WE HAVE two articles worthy of your attention today. The first is a fine essay by Terry C. Maxwell, a professor of biology at Angelo State University, which appears in the San Angelo Standard-Times: Evolution belongs in schools.
You’ll need to click over there to read it, because we can’t give you any excerpts without their permission. Dr. Maxwell criticizes the Texas State Board of Education (SBOE) because of their announcement of the appointment of six people to a panel that will review the new science curriculum standards. He points out that only three of the panel are recognized and accomplished Texas scientists, and the other three are creationists.
We’ve written about this before, for example: Texas Science Education: Jumping off the Roof?
The next article on the topic of Texas science education is in the Dallas Morning News: State officeholders face challenges. The first half, which doesn’t interest us here, is about elections to the Texas Railroad Commission, which has nothing to do with railroads. It regulates Texas’ oil and gas industry. But then:
In other downballot races, four members of the State Board of Education face major challenges. The 15-member board sets school curricula, selects textbooks and manages the $25 billion Permanent School Fund.
Quite so. That’s the board of which Don McLeroy, the creationist dentist, is chairman. More:
The board is often sharply divided on policy discussions between social conservatives and moderates. The divide will be underscored in the coming months when the board takes up science curriculum standards.
The article discusses those four races, and disappoints by giving fuzzy descriptions of some candidates’ positions. If we voted in Texas we’d already know who’s who, but we don’t, so we’ve only been paying attention to the issue, not the candidates. The most we can figure out from this one article is the following:
In South Texas, the board’s longest serving member, Democrat Mary Helen Berlanga, has been a critic of intelligent design.

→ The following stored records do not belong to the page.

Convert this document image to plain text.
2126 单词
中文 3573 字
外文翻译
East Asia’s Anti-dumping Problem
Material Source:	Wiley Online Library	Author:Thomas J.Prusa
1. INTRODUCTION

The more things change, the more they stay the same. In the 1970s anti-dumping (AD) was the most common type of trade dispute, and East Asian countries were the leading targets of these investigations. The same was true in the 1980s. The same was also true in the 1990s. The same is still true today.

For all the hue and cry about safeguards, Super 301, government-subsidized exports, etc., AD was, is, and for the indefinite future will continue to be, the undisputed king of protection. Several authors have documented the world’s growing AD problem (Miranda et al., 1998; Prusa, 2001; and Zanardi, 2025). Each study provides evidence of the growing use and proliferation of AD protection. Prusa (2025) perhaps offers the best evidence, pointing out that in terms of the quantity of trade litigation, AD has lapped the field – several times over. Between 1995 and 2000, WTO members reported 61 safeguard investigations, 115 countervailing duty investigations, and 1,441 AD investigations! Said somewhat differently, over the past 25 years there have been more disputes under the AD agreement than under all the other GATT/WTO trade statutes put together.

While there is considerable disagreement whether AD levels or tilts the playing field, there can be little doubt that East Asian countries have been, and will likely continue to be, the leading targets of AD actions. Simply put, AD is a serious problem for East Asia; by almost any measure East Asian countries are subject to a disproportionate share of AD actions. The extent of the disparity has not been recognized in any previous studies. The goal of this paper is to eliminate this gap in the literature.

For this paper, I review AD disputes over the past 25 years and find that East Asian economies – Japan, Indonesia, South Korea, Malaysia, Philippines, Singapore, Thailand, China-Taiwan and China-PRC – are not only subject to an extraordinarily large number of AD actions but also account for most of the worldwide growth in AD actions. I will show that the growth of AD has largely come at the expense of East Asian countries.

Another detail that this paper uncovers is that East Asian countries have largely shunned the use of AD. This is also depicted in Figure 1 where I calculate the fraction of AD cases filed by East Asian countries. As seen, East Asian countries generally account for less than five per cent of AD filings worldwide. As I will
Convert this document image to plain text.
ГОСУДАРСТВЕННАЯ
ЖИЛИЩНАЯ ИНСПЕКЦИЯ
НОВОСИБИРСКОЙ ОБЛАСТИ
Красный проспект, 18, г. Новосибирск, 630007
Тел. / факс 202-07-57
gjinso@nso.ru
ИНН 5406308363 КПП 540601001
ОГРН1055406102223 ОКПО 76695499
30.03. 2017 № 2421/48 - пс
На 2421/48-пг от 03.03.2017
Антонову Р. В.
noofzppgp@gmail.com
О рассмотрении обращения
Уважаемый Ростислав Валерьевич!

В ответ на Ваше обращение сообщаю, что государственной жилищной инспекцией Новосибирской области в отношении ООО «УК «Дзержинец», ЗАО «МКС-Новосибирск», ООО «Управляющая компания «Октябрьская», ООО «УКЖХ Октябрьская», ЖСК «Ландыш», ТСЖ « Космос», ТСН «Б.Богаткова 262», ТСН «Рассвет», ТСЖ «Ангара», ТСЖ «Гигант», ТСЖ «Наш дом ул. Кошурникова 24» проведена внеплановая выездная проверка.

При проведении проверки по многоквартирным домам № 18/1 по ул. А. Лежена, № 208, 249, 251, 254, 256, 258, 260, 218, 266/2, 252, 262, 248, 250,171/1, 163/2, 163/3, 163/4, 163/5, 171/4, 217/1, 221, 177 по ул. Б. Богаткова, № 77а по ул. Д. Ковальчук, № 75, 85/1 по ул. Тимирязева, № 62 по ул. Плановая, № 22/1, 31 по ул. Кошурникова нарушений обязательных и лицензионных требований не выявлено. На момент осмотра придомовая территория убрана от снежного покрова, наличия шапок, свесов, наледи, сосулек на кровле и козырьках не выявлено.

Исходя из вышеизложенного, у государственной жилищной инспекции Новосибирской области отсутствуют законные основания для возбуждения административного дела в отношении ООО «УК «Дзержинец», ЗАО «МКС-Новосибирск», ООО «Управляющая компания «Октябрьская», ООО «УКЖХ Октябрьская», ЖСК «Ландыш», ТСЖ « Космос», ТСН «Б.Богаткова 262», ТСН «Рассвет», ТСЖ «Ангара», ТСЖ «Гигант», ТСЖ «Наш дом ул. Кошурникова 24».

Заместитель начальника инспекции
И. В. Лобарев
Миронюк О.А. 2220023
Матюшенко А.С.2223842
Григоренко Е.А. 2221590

In Southeast Texas, Republican David Bradley has said he’s not interested in changing the current [“strengths and weaknesses”] requirement for teaching evolution, nor would he support a move to include the theory of intelligent design. It sounds like he’s on both sides, and based on that description we don’t trust him.
In Dallas, incumbent Democrat Mavis Knight has been a vocal critic of the social conservatives. Presumably she’s anti-creationism, but the description isn’t as clear as we’d like.
In a north central Texas district that includes Denton and Hillsboro, retired English professor Edra Bogle is challenging Republican incumbent Gail Lowe, a social conservative. We’d like more information on this too.
If you’re a voter in Texas you may want to take a look at this article. Science education is important — the future hangs in the balance.